The story, itself, never really delved into the realm of the possible.  Yes — we know that the colony disappeared.  The reasons were probably myriad.  A series of errors, misjudgments and poor planning.  But this leaves a lot of room for Clayton to develop an intriguing story.  But he seemed satisfied to rely on the well known facts for story development.  His speculation into what really went on in those last days — the daily life that led up to the problems that ultimately resulted in tragedy — is lacking.  I felt like he was simply going through the  motions, without delving deeper into the story behind the historical facts.  

Another aspect that is imperative for historical fiction, is a great use of description. Where we already know the basic structure and image –it is essential to fill in that basic outline.  Clayton never really accomplished this.  The story is lacking in light and shadow.
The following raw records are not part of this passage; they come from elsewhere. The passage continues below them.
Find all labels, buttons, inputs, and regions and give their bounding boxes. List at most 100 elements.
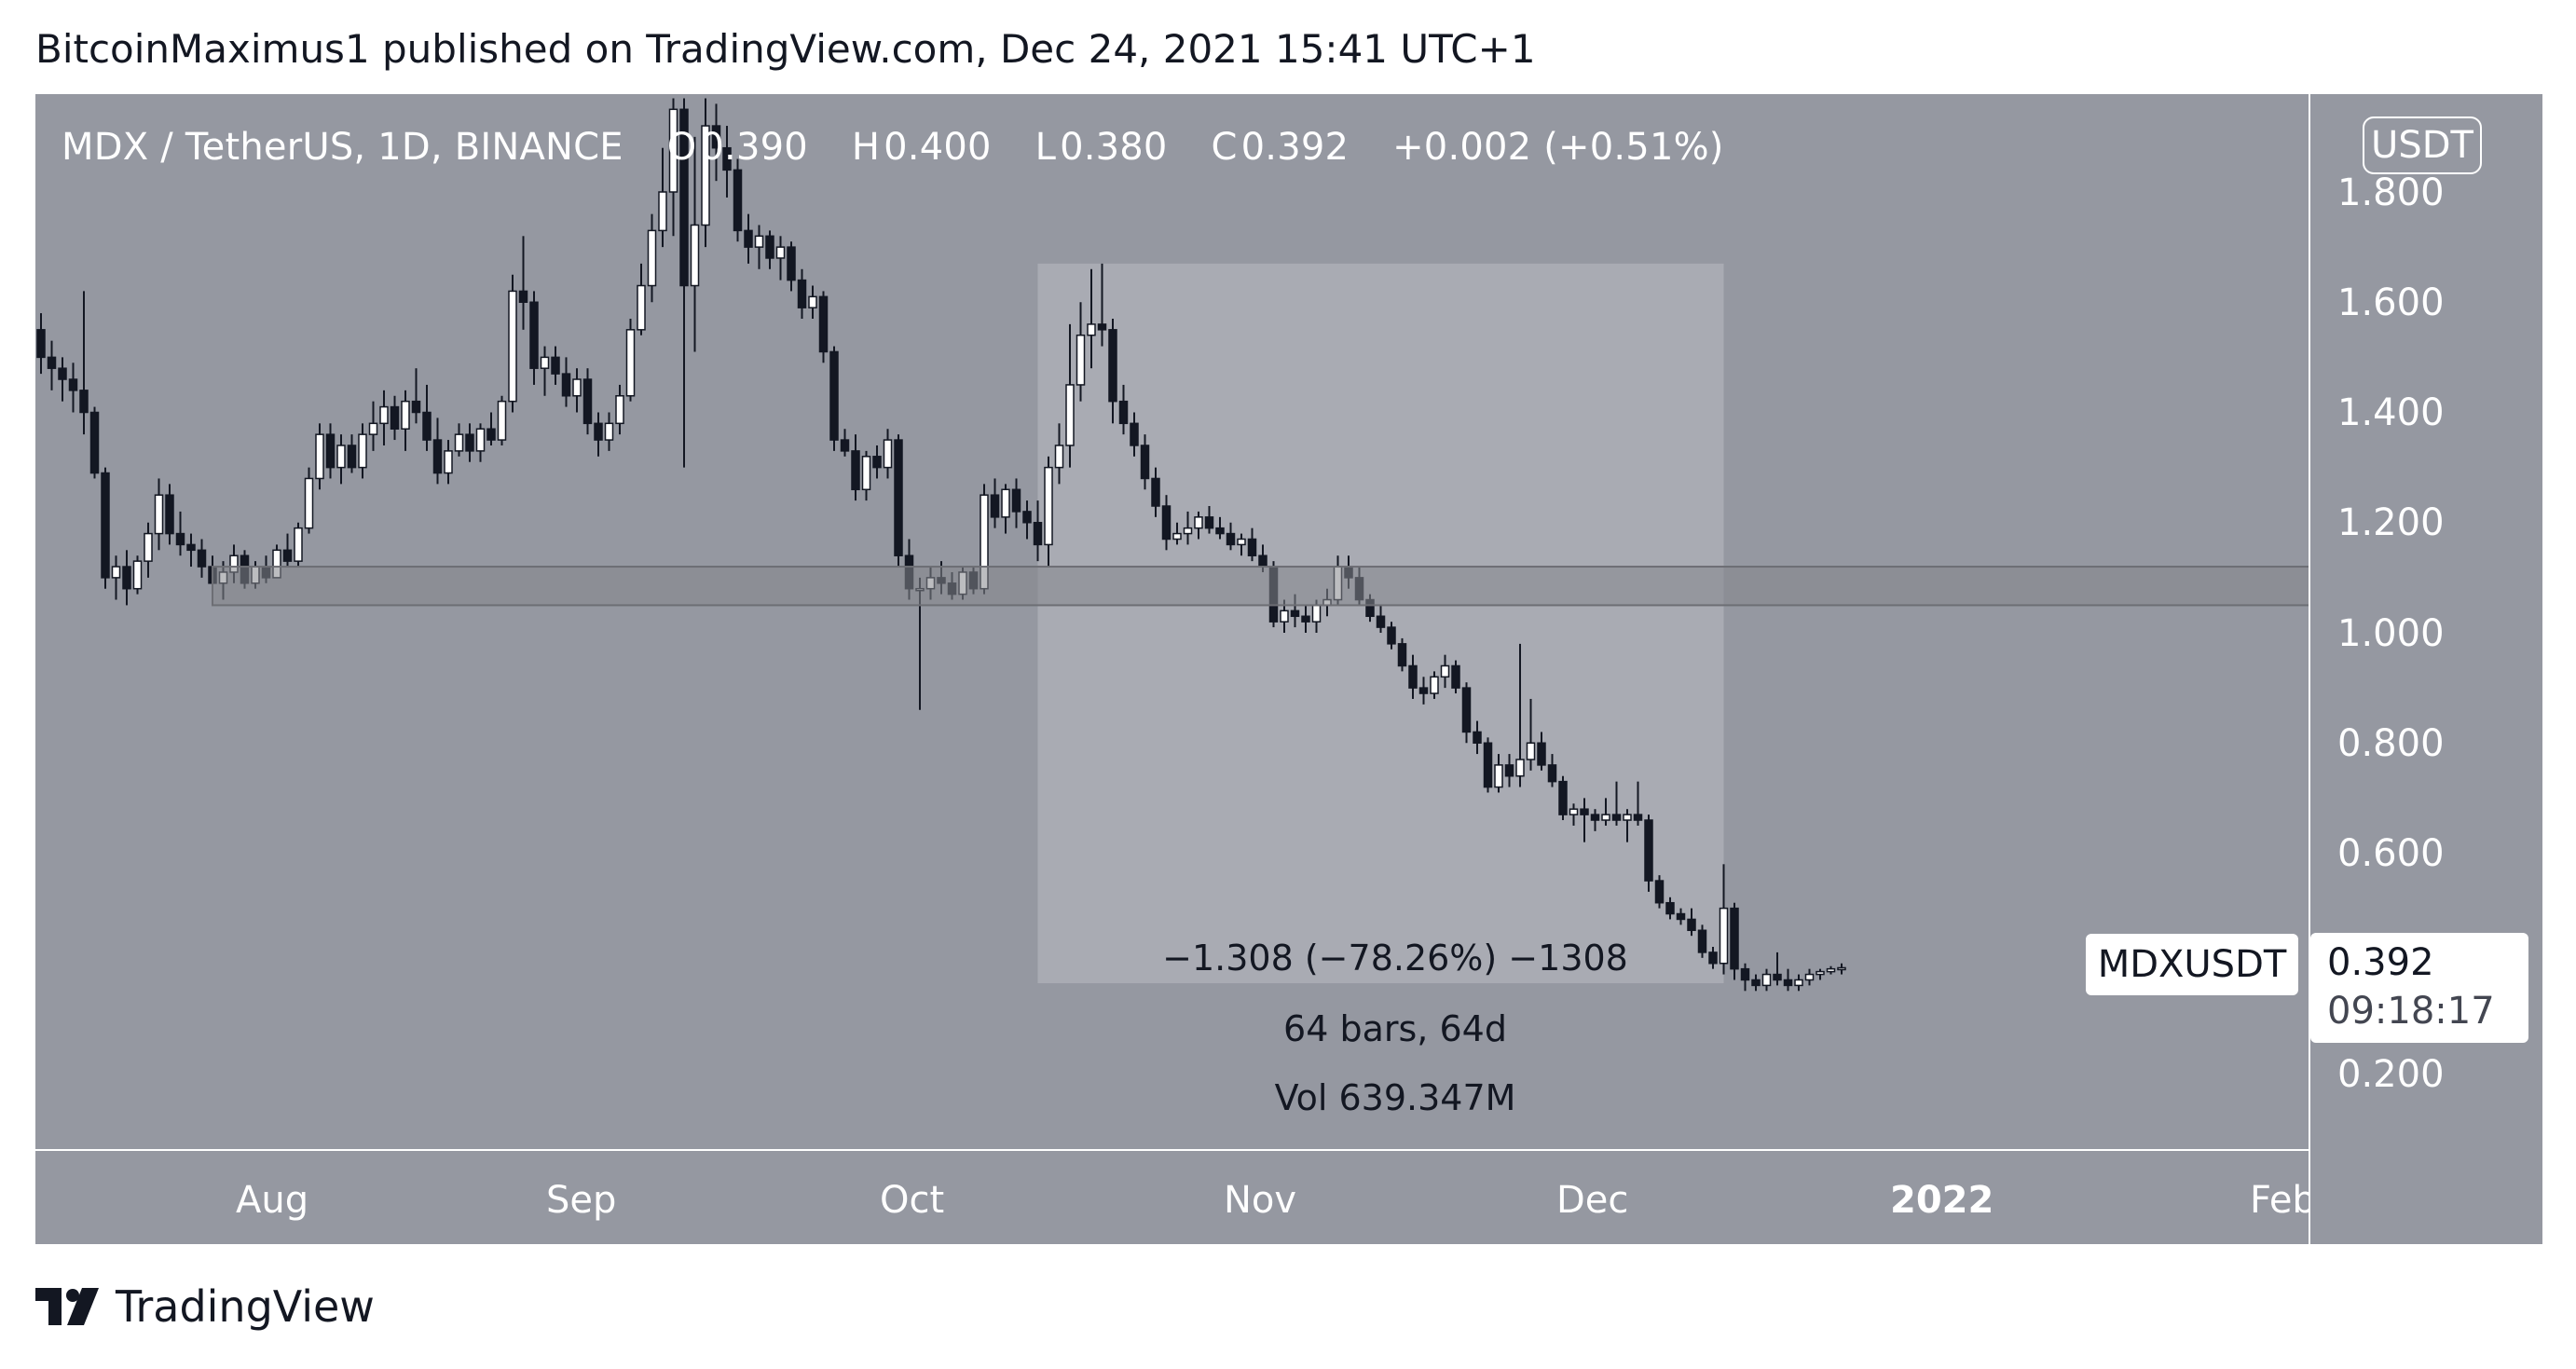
candle-bearish (347, 445, 357, 469)
candle-bearish (1654, 880, 1665, 904)
candle-bullish (497, 400, 507, 441)
candle-bullish (1194, 516, 1203, 529)
legend-high: 0.400 (884, 126, 992, 169)
symbol-price-tag: MDXUSDT (2086, 934, 2298, 995)
candle-bearish (1118, 400, 1129, 425)
candle-bearish (872, 456, 882, 469)
candle-bearish (1665, 901, 1675, 915)
candle-bearish (1451, 664, 1460, 689)
candle-bullish (132, 560, 143, 590)
candle-bearish (1097, 323, 1107, 331)
candle-bullish (1440, 664, 1450, 678)
candle-bearish (1376, 615, 1386, 628)
price-axis[interactable]: 1.800 1.600 1.400 1.200 1.000 0.800 0.60… (2337, 171, 2445, 1096)
candle-bearish (1590, 814, 1600, 821)
candle-bearish (1558, 780, 1568, 815)
legend-low: 0.380 (1060, 126, 1168, 169)
tradingview-logo-icon (35, 1288, 99, 1325)
candle-bullish (1623, 814, 1632, 821)
candle-bearish (36, 329, 46, 359)
candle-bearish (411, 400, 421, 414)
candle-bullish (775, 246, 786, 259)
candle-bearish (1301, 615, 1310, 623)
candle-bullish (1311, 604, 1322, 623)
time-tick: Nov (1224, 1179, 1296, 1222)
candle-bearish (990, 494, 1000, 518)
currency-unit-button[interactable]: USDT (2363, 116, 2482, 174)
legend-close: 0.392 (1240, 126, 1350, 169)
candle-bearish (1397, 643, 1407, 667)
candle-bullish (861, 456, 871, 491)
candle-bullish (883, 439, 893, 469)
candle-bullish (315, 433, 324, 480)
candle-bullish (1054, 445, 1064, 469)
candle-bearish (68, 378, 78, 391)
candle-bearish (197, 549, 207, 568)
price-tick: 1.200 (2337, 501, 2445, 544)
price-tick: 1.800 (2337, 171, 2445, 214)
candle-bearish (1633, 814, 1643, 821)
candle-bearish (390, 405, 400, 430)
time-tick: Feb (2250, 1179, 2316, 1222)
price-tick: 1.000 (2337, 612, 2445, 655)
candle-bearish (1580, 808, 1589, 815)
candle-bearish (518, 290, 528, 304)
candle-bullish (1804, 973, 1815, 981)
candle-bullish (625, 329, 636, 397)
candle-bearish (1697, 929, 1707, 953)
candle-bullish (1816, 970, 1825, 976)
candle-bearish (1033, 522, 1043, 546)
published-by-line: BitcoinMaximus1 published on TradingView… (35, 26, 1536, 72)
time-tick: Aug (236, 1179, 308, 1222)
candle-bearish (1204, 516, 1214, 529)
chart-panel[interactable]: −1.308 (−78.26%) −1308 64 bars, 64d Vol … (35, 94, 2542, 1244)
candle-bearish (851, 450, 860, 491)
candle-bearish (787, 246, 796, 281)
candle-bullish (1430, 676, 1439, 694)
candle-bullish (1526, 742, 1536, 760)
candle-bullish (637, 284, 646, 331)
candle-bullish (1826, 967, 1836, 973)
candle-bullish (1065, 384, 1075, 446)
candle-bullish (368, 422, 378, 435)
candle-bullish (1494, 764, 1503, 788)
candle-bullish (1569, 808, 1579, 815)
candlestick-chart[interactable]: −1.308 (−78.26%) −1308 64 bars, 64d Vol … (35, 94, 2542, 1244)
candle-bearish (797, 279, 807, 308)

The perspective is generic and broad.  I think Clayton would have been better served to tell this story from one side– rather than all of them.

Ultimately — Clayton ran into trouble all the way around.  If it was his intention to write a history, he brought little new to the history books already  written.  I could have found as much in my old high school texts.  If it was his intention to write a fictional account of a historical event — he failed to bring life and dimension to the mono-colored historical record.